Mar 26, 2006

Stored Procedures vs Dynamic SQL

I stumbled across a post by Frans Bouma about stored procs and dynamic SQL while looking around at some of the new SQL2005 features.

I've always thought Microsoft's design patterns team had it wrong with the Data Access Application Block in the enterprise library and I've been fairly sure of myself. Now, with .NET 2.0 being released and MS putting effort into LINQ etc I thought the DAAB might get a rethink, but not such luck and lately there's been a lot of noise about how it's all so wonderful. And then there are things like .NetTiers reaching a point of maturity and I start to get even more uneasy.

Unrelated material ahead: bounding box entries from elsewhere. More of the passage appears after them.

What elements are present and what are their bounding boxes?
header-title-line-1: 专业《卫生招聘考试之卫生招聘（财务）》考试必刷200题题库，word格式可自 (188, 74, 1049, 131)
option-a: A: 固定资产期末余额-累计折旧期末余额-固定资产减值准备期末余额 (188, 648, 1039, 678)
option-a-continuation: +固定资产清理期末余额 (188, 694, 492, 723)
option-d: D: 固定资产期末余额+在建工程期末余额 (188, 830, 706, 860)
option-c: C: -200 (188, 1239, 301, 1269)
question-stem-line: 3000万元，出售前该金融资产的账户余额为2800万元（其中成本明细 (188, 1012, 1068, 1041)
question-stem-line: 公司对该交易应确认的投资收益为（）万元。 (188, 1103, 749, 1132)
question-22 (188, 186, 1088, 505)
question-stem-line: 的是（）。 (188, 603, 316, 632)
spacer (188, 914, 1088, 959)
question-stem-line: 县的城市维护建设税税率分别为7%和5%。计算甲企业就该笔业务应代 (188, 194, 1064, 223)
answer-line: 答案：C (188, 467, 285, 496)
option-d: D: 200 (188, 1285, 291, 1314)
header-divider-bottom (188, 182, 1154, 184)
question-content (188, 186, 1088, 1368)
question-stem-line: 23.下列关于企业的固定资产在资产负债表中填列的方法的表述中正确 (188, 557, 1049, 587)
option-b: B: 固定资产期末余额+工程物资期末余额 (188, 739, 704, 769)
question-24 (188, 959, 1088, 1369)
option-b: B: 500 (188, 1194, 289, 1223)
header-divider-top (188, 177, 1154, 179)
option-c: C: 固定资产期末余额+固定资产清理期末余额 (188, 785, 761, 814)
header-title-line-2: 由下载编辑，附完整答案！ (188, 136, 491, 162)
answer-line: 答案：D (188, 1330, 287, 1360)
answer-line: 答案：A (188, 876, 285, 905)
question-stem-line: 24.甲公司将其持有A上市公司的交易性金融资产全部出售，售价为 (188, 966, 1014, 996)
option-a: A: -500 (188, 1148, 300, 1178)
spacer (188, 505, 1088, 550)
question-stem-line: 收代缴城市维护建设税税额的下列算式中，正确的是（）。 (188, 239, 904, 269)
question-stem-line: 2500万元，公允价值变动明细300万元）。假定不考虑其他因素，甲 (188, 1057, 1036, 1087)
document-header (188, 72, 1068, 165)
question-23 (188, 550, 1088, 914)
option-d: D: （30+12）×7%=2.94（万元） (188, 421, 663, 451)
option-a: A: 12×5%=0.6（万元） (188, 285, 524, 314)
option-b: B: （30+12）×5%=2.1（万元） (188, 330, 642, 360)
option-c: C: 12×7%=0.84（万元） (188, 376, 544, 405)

So I start thinking to myself maybe I'm getting it all wrong - after all Microsoft must have at least some clue about all this stuff, right? We'll I'm glad to say that the article helped my senses recover right away. I'm now more convinced than ever that tools like the AtomsFramework, NHibernate and the other O/R frameworks are the way to go.

Thanks Frans :-)

Travel Blogs

My sister in law and her husband just flew out of Sydney this morning for a 12 month, round the world, working holiday. In order to keep everyone updated on where they're going they set up a blog site.

Most people would have set up a site on Blogger, WordPress, etc and they would have posted their photo's using Flickr or similar. Instead they used a site I hadn't heard of - GetJealous.com. This allows them to not only blog about what's been happening, publish photos and all that sort of stuff, but also includes the ability to publish an itinerary and see it on a world map with lines connecting all the stops and allows people to know where you are (and what the weather is there as well). It's a nice feature and makes it easier than trying to maintain it yourself, especially as you may not be near an internet cafe for a few days or weeks.

Mar 19, 2006

You need to switch off

Knowledge workers (ie programmers, designers, etc) need to keep mentally fresh and to ensure that they switch off from work when they leave the office. Failure to do so can lead to burn out, an imbalance between the personal life and the career, mentally exhaustion, poor health and more.

I found an article on ZDNet along these lines. Check out Is Work Overrated?

Mar 3, 2006

Scrum results

Now that Scrum is implemented properly I'm starting to see some positive results from the change.

The sprint review sessions have been very encouraging. The stakeholders like what they are seeing because they can see the product taking measurable steps forward, and are also able to provide feedback into what can happen next. Even though in the past the product was improving, there was no clear presentation of the progress people were unsure of what was happening or what the improvements were.

By using the review meeting we are able to show a discrete before-and-after improvement in the product and people get a good feel for how much has been done.

From the teams viewpoint the Sprint gives a clarity and direction to what they are doing and enables them to plan their time better. Previously you could turn up at work unsure of what the day would hold, or how long you would work on something before being pulled off onto something else. By ensuring the team is left alone and not pushed and pulled we get better throughput and better quality of code.

The team is still learning to approach and work through the sprint cycle. For example, in the last sprint the team didn't leave enough time for system testing and a number of bugs slipped through that meant the backlog for the next sprint included fixes for issues that should have never made it to a potentially releasable product. To help remind the team that time is required for system testing this is included as a specific backlog item now, instead of being an implicit task.

This not only acts as a reminder to system test, but also adds clarity to the tasks that need to be performed and keeps the idea of quality delivery in the forefront of peoples thinking.

Also, previous sprint reviews were being conducted on Monday mornings and then we'd roll straight into the next sprint planning meeting. The team found this difficult and wanted to move the review meeting to Friday afternoon. This is better as it provides a clean wrap up to the working week, it also means that you can finish a week on a high note and that there is a nice segue into the Friday night drinks socialising session :-)

From my point of view things seem to be working really well, the product is progressing forward well, the staff are taking more ownership in what they are doing and the teamwork is improving nicely.